Exim, as fans of Postfix, Qmail or, god help us, Sendmail, won't tell you, is a fantastic bit of kit.  The way it gives you absolute control over what happens to an email at every step of the way, the way it runs through a dynamic, living, breathing config file for each individual email just makes sense and is a joy to set up.

Well, some of this isn't strictly true: the learning curve is steep.  Today, I'm going to take you through my standard Exim config file and show how you have all the tools available for some seriously good, low maintenance, low cpu spam fighting.

 Download the whole config file: exim4.conf

Now, why would you want to do any specific spam fighting in your mailserver?  After all, you have a perfectly good spamchecker to pipe it out to.  Spamassassin, for instance, is brilliant software.  The answer is that if you do a few simple checks on the email first, you may not need to spend all those CPU cycles on properly checking it, and if you run a mailserver of any non-trivial size, this will save you many headaches.

Also, where an email is borderline spam, you may be able to tip it in the right direction, avoiding both false positives and false negatives.  I don't know about you, but I hate calls from my customers asking why a particular message has been classified as spam when it "clearly isn't"...

You may have noticed similarities in spam you receive: the computer it came from wasn't a mailserver, it certainly wasn't the right mailserver for the sender, it doesn't have reverse DNS, it's on a blacklist or two, it has no SPF record.  These are simple checks if you have the information at your fingertips.  Why go to all the expense of invoking another program to do all this for you?

Of course, I am not advocating not using a spamchecker.  But if all the simple tests you can do on information you have to hand fail, why carry on processing?  Also, if some of these tests fail, and they are different tests to your spam scanner, how can we make them count?

Let's step through the config and see how this works.  There will be a lot of other information on Exim along the way, to give background and context.

There are 5 sections in a typical config file:

  1. Globals
  2. ACLs
  3. Routers
  4. Transports
  5. Retry
  6. Rewrite
  7. Authenticators

We will look at these in order.

Globals

The first section of the file we will largely ignore; this is an overview of Exim with an in-depth look at spam fighting.  There are many great books on Exim and it would be pointless to attempt to reproduce this rich wealth of information here.  

But briefly, it starts with the SQL queries which make my Exim work as a virtual mailserver.  The users on my mailserver don't, in an operating system sense, exist.  But they also have a lot of attributes which the operating system wouldn't be able to tell us about if they were real users.  But notice how, in the queries, there are non-SQL strings such as '${quote_mysql:$local_part}'. There are three clues here as to Exim's power. One is the substitution itself and the second is the "$local_part" bit which shows that Exim pulls out and makes available as variables lots of useful things about the email itself, in this case the first part of the delivery address. The third is a little more subtle - what is $local_part when you write the config? Answer: Nothing. The config file is evaluated and expanded every time a new email is dealt with.
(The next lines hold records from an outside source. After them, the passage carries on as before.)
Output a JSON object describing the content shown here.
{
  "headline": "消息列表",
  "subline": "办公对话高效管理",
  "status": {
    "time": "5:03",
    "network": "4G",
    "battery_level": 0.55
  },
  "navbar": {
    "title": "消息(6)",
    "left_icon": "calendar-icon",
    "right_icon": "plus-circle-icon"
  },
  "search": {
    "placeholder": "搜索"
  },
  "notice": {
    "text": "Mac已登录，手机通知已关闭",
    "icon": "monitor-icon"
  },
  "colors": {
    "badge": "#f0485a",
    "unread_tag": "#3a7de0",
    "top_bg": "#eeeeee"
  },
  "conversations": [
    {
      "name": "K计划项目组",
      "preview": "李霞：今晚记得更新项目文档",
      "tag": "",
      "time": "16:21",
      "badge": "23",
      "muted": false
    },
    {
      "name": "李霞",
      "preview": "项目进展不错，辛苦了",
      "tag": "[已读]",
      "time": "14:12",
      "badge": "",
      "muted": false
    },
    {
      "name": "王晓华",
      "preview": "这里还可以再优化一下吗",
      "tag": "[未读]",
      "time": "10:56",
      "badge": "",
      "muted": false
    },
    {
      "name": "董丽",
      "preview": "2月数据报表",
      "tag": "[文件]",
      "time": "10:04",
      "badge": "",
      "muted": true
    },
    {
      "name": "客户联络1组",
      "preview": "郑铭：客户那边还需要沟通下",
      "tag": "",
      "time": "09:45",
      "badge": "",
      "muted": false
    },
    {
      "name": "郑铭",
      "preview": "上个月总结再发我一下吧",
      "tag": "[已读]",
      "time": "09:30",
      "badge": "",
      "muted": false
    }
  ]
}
It is this constant re-evaluation and expansion that is the key to Exim's power.

Also worth noting is how easy it was to create these substituion macros - we now have, for instance, a macro MYSQL_Q_BOXNAME which expands from certain information we know about the email - the domain and user it is addressed to - to the location of that user's Mailbox (if the user exists!)

We'll see later how easy it is to use them, and how easy it is to create general variables to query and compare.

ACLs

The ACLs are where the magic happens. I'd love to meet Philip Hazel and shake his hand, as these ACLs are one of those "I could have thought of that" ideas that are the mark of genius. No one else had thought of it, but in hindsight it seems obvious: Exim treats each each email as if it were a network packet passing through a firewall.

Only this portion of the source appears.